Di­et­mar Heise: Die Recht­sprechung akzep­tiert ja vari­able Vergü­tun­gen, die vom Ergeb­nis des Un­terneh­mens ab­hängig sind. Mit ihr kann es flex­i­bler reagieren als mit ein­er fes­ten Grat­i­fika­tion. Auch Zielvere­in­barun­gen sind möglich. Sie für viele Mi­tar­beit­er zu tr­ef­fen, ist aufwendig, aber solche Zielvere­in­barun­gen wer­den – ein­mal getrof­fen – nicht mehr so streng von den Gericht­en kon­trol­liert. Allerd­ings kann die Zielvere­in­barung auch zur Falle wer­den: Wenn näm­lich der Ar­beit­ge­ber die Ini­tia­tive zum jähr­lichen Aushan­deln der Zielvere­in­barung nicht er­greift, verpflichtet ihn die Recht­sprechung, den vollen Bonus zu zahlen. Statt aufwendi­ger Zielvere­in­barun­gen kann der Ar­beit­ge­ber die ein­seitige Zielfest­set­zung vorse­hen.
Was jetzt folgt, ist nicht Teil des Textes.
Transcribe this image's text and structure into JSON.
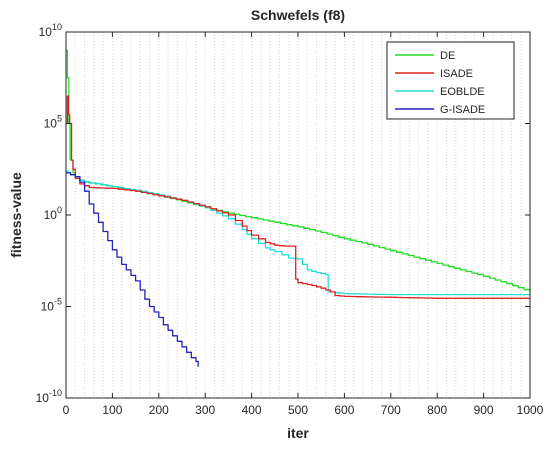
{
  "chart_data": {
    "type": "line",
    "title": "Schwefels (f8)",
    "xlabel": "iter",
    "ylabel": "fitness-value",
    "xlim": [
      0,
      1000
    ],
    "ylim_log10": [
      -10,
      10
    ],
    "yscale": "log",
    "grid": "dotted vertical minor lines",
    "legend_position": "top-right",
    "x_ticks": [
      0,
      100,
      200,
      300,
      400,
      500,
      600,
      700,
      800,
      900,
      1000
    ],
    "y_ticks": [
      {
        "base": "10",
        "exp": "10",
        "log": 10
      },
      {
        "base": "10",
        "exp": "5",
        "log": 5
      },
      {
        "base": "10",
        "exp": "0",
        "log": 0
      },
      {
        "base": "10",
        "exp": "-5",
        "log": -5
      },
      {
        "base": "10",
        "exp": "-10",
        "log": -10
      }
    ],
    "series": [
      {
        "name": "DE",
        "color": "#22dd22",
        "x": [
          0,
          3,
          6,
          9,
          15,
          20,
          30,
          50,
          100,
          150,
          200,
          250,
          300,
          350,
          400,
          450,
          500,
          550,
          600,
          650,
          700,
          750,
          800,
          850,
          900,
          950,
          1000
        ],
        "y_log10": [
          9.0,
          7.5,
          5.0,
          3.0,
          2.3,
          2.1,
          1.9,
          1.75,
          1.55,
          1.3,
          1.05,
          0.75,
          0.4,
          0.1,
          -0.15,
          -0.4,
          -0.65,
          -0.95,
          -1.3,
          -1.6,
          -1.95,
          -2.3,
          -2.65,
          -3.0,
          -3.35,
          -3.75,
          -4.2
        ]
      },
      {
        "name": "ISADE",
        "color": "#dd2222",
        "x": [
          0,
          3,
          5,
          8,
          12,
          15,
          20,
          30,
          50,
          100,
          150,
          200,
          250,
          300,
          350,
          380,
          400,
          430,
          450,
          470,
          490,
          495,
          500,
          510,
          530,
          550,
          570,
          580,
          600,
          700,
          800,
          900,
          1000
        ],
        "y_log10": [
          5.0,
          6.5,
          5.5,
          5.0,
          3.0,
          2.5,
          2.0,
          1.7,
          1.5,
          1.45,
          1.3,
          1.05,
          0.8,
          0.45,
          0.0,
          -0.6,
          -1.1,
          -1.5,
          -1.65,
          -1.7,
          -1.7,
          -3.5,
          -3.7,
          -3.75,
          -3.85,
          -4.0,
          -4.2,
          -4.4,
          -4.45,
          -4.5,
          -4.55,
          -4.55,
          -4.55
        ]
      },
      {
        "name": "EOBLDE",
        "color": "#22dddd",
        "x": [
          0,
          5,
          10,
          20,
          40,
          80,
          100,
          150,
          200,
          250,
          300,
          350,
          380,
          400,
          430,
          450,
          480,
          500,
          520,
          540,
          550,
          560,
          565,
          580,
          600,
          700,
          800,
          900,
          1000
        ],
        "y_log10": [
          2.4,
          2.3,
          2.2,
          2.0,
          1.8,
          1.65,
          1.55,
          1.35,
          1.1,
          0.8,
          0.4,
          -0.2,
          -0.8,
          -1.3,
          -1.8,
          -2.0,
          -2.35,
          -2.4,
          -3.0,
          -3.15,
          -3.2,
          -3.25,
          -4.2,
          -4.25,
          -4.3,
          -4.35,
          -4.35,
          -4.35,
          -4.35
        ]
      },
      {
        "name": "G-ISADE",
        "color": "#2222bb",
        "x": [
          0,
          10,
          20,
          30,
          40,
          50,
          60,
          70,
          80,
          90,
          100,
          110,
          120,
          130,
          140,
          150,
          160,
          170,
          180,
          190,
          200,
          210,
          220,
          230,
          240,
          250,
          260,
          270,
          280,
          285
        ],
        "y_log10": [
          2.3,
          2.2,
          2.1,
          1.8,
          1.3,
          0.6,
          0.1,
          -0.4,
          -0.9,
          -1.4,
          -1.9,
          -2.3,
          -2.7,
          -3.0,
          -3.3,
          -3.6,
          -4.1,
          -4.6,
          -5.0,
          -5.3,
          -5.6,
          -6.0,
          -6.3,
          -6.6,
          -6.9,
          -7.2,
          -7.5,
          -7.8,
          -8.0,
          -8.3
        ]
      }
    ]
  }
}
Aber solche ar­beit­ge­ber­seiti­gen Vor­gaben wer­den von Gericht­en strenger auf Angemessen­heit kon­trol­liert.

SWM: Was ist sonst empfeh­len­sw­ert?

Di­et­mar Heise: Klare, ein­deutige und kon­sis­tente Regelun­gen und Struk­turen für Son­derzah­lun­gen, am
besten ab­hängig von Un­terneh­menskenn­zahlen.